Both the sweep of approaches generally and this ‘it’s complicated’ one are distinctive in a particular respect (the other notable feature is that they contain no challenges or contrary movements). This is that the inflection of Afrikaner nationalism by race and racism is often implied to be a relatively late arrival on the scene; and interestingly, it is not mentioned in the summary statement from Giliomee.

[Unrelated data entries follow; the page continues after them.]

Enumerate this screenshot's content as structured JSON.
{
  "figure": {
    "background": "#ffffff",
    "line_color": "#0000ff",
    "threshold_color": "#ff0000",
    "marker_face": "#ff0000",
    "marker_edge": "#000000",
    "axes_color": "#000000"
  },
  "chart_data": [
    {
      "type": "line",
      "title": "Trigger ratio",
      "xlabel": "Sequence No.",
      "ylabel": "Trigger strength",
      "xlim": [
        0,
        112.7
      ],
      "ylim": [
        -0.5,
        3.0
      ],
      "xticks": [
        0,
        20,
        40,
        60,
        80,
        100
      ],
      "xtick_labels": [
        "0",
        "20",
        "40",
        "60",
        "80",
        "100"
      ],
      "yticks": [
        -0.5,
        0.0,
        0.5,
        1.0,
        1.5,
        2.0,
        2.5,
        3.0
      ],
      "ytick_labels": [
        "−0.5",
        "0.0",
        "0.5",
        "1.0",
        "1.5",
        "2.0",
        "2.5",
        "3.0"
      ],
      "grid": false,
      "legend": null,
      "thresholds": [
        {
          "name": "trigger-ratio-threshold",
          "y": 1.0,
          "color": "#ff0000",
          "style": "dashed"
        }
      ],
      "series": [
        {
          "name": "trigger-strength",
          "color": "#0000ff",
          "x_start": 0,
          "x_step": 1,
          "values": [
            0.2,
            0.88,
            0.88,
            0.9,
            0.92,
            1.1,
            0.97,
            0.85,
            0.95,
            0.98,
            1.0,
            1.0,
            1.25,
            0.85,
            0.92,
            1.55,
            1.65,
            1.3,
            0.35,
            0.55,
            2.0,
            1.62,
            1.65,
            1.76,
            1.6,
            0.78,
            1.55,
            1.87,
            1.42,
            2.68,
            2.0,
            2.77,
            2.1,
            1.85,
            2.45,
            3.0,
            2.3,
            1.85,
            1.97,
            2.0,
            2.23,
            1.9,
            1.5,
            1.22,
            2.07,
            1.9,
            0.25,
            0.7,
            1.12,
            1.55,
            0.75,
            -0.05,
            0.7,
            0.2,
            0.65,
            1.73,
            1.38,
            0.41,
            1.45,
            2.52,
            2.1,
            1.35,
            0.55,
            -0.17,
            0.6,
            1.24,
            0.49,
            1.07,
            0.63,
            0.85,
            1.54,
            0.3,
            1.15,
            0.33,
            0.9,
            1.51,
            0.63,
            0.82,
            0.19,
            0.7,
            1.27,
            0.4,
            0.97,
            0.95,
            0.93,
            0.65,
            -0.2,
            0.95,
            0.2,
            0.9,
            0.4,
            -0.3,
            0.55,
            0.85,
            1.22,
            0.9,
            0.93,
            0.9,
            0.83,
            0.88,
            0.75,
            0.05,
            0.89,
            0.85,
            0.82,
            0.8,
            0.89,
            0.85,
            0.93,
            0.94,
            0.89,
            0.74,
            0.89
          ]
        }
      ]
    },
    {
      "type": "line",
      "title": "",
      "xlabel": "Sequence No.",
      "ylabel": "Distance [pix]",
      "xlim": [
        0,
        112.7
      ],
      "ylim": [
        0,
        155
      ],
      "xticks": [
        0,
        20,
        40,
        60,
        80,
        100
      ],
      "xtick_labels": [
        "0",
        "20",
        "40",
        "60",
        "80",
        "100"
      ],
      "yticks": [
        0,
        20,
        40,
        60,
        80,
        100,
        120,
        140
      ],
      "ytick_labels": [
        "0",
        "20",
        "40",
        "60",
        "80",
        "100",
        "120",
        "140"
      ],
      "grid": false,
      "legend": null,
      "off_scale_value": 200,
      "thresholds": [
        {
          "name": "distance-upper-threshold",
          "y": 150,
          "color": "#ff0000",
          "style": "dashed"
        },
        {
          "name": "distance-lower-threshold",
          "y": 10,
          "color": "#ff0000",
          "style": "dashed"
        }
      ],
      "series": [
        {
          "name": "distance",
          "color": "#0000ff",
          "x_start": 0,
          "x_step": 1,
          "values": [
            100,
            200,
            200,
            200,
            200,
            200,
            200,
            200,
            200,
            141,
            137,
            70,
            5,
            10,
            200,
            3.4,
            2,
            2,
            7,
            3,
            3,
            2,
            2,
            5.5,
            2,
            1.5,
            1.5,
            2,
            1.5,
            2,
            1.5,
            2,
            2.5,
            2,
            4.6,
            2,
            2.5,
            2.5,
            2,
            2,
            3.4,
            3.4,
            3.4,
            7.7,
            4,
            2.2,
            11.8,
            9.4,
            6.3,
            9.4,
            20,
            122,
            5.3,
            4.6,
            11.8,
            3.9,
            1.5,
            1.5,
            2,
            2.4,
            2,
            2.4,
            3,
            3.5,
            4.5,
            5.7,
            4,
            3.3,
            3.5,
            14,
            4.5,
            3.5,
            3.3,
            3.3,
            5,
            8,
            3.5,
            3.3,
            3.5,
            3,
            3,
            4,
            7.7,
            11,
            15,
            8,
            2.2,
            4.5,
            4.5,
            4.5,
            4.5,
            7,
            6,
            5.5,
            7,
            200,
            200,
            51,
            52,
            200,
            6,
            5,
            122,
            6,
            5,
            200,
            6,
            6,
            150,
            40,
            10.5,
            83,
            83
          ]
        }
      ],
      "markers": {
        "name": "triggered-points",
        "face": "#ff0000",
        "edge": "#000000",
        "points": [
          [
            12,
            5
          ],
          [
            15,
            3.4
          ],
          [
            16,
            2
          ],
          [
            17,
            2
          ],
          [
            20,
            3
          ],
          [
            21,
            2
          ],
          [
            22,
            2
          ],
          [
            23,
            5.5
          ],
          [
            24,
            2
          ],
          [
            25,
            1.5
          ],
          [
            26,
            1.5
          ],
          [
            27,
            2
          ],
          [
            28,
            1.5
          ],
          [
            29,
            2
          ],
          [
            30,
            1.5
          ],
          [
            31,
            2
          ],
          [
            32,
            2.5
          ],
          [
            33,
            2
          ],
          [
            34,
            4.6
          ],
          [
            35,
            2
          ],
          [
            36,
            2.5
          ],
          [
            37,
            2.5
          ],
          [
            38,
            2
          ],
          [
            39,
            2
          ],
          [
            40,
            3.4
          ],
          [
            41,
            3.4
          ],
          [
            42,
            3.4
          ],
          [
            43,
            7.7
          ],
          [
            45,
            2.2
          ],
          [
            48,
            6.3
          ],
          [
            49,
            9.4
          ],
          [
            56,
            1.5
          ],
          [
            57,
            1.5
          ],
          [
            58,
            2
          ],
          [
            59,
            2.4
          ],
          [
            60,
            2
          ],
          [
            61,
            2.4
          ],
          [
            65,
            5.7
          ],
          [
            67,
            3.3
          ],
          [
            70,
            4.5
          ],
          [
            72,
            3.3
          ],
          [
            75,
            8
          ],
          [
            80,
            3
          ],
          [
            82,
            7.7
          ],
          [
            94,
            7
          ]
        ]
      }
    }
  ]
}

This is not the impression gained from working on the archive sources over the last 25 years! Present-day commentators may write as though race matters are not always a visible and pressing factor in contemplating the trajectory of development and change in South Africa, including regarding Afrikaner nationalism. But for people writing and otherwise representing social and political life as they experienced it from the 1770s on to the 1970s, in sometimes positive and sometimes negative and sometimes even bland ways, it is always somewhere on the agenda. Thinking back only to 1909, Olive Schreiner was insistent that the movement for Union in South Africa was propelled by a toxic mixture of nationalism and racism. Earlier, in the 1880s proselytising members of the Dutch Reformed Church’s Vrouwen Zending Bond (Women’s Missionary Society) focused attention on rural takhaars, poor whites who failed to distinguish themselves from members of black neighbouring groups and so betrayed the superiority of ‘the Dutch’. Even earlier, as soon as the first Boer Republics were formed, racial measures were instituted. Indeed, with respect to all the origins or causes or developments identified regarding the rise of nationalism, racialised components can be found for each of them.

What I am not saying! I’m not saying that race/ethnicity/racism was the ‘original’ origin or cause or developmental factor at the root of Afrikaner nationalism.

What I am suggesting! In a context in which a minority of white people arrived in a place and started to coexist with a large majority of black people, questions of ethnicity, skin colour, ideas about racial groups etc were likely always to be part of the factors being considered. That in South Africa this became a dominant factor during the period of ‘high’ apartheid has perhaps taken to mean an earlier absence, rather than it existing in different forms and to different degrees in earlier periods. The archival evidence suggests enormous complexity with regard to such matters, but still, the presence of racial/ethnic factors in the vast majority of aspects of life is clearly indicated, and consequently this needs to be taken into account regarding whenever and whatever and whoever it was that saw the first stirrings and later developments of nationalism.